Antioch didn't buy the idea, though it was endorsed by chef Julia Child and others well known in the field of food and wine. Child later used Mr. Ronsheim's curriculum as a model to help found the American Institute of Wine and Food at the University of California, Santa Barbara.
Mr. Ronsheim was an avid walker and often walked twice a day in Glen Helen. He was well known for his intensity and for his loquaciousness. A casual greeting could easily lead to a two-hour conversation, with Mr. Ronsheim animatedly weaving the conversational threads from topic to topic.

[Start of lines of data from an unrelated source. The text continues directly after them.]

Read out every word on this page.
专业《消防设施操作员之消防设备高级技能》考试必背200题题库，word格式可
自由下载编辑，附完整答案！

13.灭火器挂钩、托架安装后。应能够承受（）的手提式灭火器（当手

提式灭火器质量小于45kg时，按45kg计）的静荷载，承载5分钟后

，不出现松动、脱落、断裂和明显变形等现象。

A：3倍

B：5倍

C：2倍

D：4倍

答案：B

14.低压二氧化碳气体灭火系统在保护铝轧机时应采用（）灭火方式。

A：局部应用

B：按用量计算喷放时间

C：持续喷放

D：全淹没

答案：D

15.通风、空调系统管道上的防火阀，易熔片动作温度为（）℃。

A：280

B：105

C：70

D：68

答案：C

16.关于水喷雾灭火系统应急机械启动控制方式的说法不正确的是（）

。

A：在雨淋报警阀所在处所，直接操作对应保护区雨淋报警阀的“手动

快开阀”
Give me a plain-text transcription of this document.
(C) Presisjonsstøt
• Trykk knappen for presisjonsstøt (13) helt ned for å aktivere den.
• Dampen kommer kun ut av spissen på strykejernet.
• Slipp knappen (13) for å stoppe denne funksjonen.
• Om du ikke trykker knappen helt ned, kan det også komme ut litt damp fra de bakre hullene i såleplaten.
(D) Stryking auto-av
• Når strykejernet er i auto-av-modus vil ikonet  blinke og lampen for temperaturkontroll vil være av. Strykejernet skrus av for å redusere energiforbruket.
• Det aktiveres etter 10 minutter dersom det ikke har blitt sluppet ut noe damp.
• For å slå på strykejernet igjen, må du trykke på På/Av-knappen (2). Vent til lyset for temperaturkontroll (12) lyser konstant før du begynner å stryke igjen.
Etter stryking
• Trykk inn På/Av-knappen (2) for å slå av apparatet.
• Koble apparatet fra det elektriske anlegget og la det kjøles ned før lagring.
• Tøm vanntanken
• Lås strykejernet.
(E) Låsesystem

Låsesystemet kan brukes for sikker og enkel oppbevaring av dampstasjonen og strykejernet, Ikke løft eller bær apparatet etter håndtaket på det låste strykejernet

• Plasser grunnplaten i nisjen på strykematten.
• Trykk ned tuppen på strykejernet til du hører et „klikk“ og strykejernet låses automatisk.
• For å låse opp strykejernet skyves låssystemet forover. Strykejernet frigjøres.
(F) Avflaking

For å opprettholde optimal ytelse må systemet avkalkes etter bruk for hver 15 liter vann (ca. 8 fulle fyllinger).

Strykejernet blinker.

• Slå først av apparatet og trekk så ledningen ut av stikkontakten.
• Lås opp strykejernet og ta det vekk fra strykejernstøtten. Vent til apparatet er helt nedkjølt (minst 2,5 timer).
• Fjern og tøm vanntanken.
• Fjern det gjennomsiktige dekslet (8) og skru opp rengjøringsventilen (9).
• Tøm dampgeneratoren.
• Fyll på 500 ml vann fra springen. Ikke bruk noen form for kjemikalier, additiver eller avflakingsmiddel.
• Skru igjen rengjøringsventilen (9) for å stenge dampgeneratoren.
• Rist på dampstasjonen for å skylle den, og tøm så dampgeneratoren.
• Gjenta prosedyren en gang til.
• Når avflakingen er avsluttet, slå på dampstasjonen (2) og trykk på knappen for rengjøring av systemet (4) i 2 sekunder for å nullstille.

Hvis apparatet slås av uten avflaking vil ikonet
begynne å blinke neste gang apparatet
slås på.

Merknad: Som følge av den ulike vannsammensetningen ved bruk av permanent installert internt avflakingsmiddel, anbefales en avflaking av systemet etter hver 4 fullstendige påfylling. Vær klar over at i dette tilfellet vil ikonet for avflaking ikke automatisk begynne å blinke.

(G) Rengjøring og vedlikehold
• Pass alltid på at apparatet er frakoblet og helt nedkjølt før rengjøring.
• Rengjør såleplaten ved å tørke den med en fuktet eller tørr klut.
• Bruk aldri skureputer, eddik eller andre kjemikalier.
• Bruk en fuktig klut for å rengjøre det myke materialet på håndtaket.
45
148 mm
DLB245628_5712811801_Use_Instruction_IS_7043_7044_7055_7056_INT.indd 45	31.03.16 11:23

He maintained his interest in music after retirement, working on compositions and keeping up with events in the music world by reading journals on a regular basis at the Antioch College library, where his long-time friend Joe Cali is head librarian. Mr. Ronsheim, said Cali, also liked to watch videotapes of Arturo Toscanini conducting the NBC Symphony. One time, he said, "he sat through a tape of Toscanini conducting Wagner and didn't make a sound. It was one of the few times since I've known him that he was quiet."
Quiet was not Mr. Ronsheim's style. He was opinionated and brash, a self-described "absolutist" and "purist" who did not believe in making compromises. "Most people are so bored in life, they do nothing but arrange furniture. I'm not one of those people," he said in a 1989 interview. "You have to give yourself up totally to things, if you're going to do them."
Mr. Ronsheim is survived by his wife, Eileen, whom he married in 1950; his daughter and son-in-law, Phoebe and Jonathan Patten, and their daughters, Cara and Rachel, all of Seattle, Washington; his brothers and sisters: Milton and Natalie Ronsheim, and Mary and Tom Ford, of Cadiz, Ohio; Robert and Pat Ronsheim, of Dover, New Jersey; and Sam and Marian, of Dansville, New York.
Graveside services will be held Saturday, November 8th, 2 p.m., in Cadiz; Ohio. In lieu of flowers, donations may be made to the Glen Helen Association.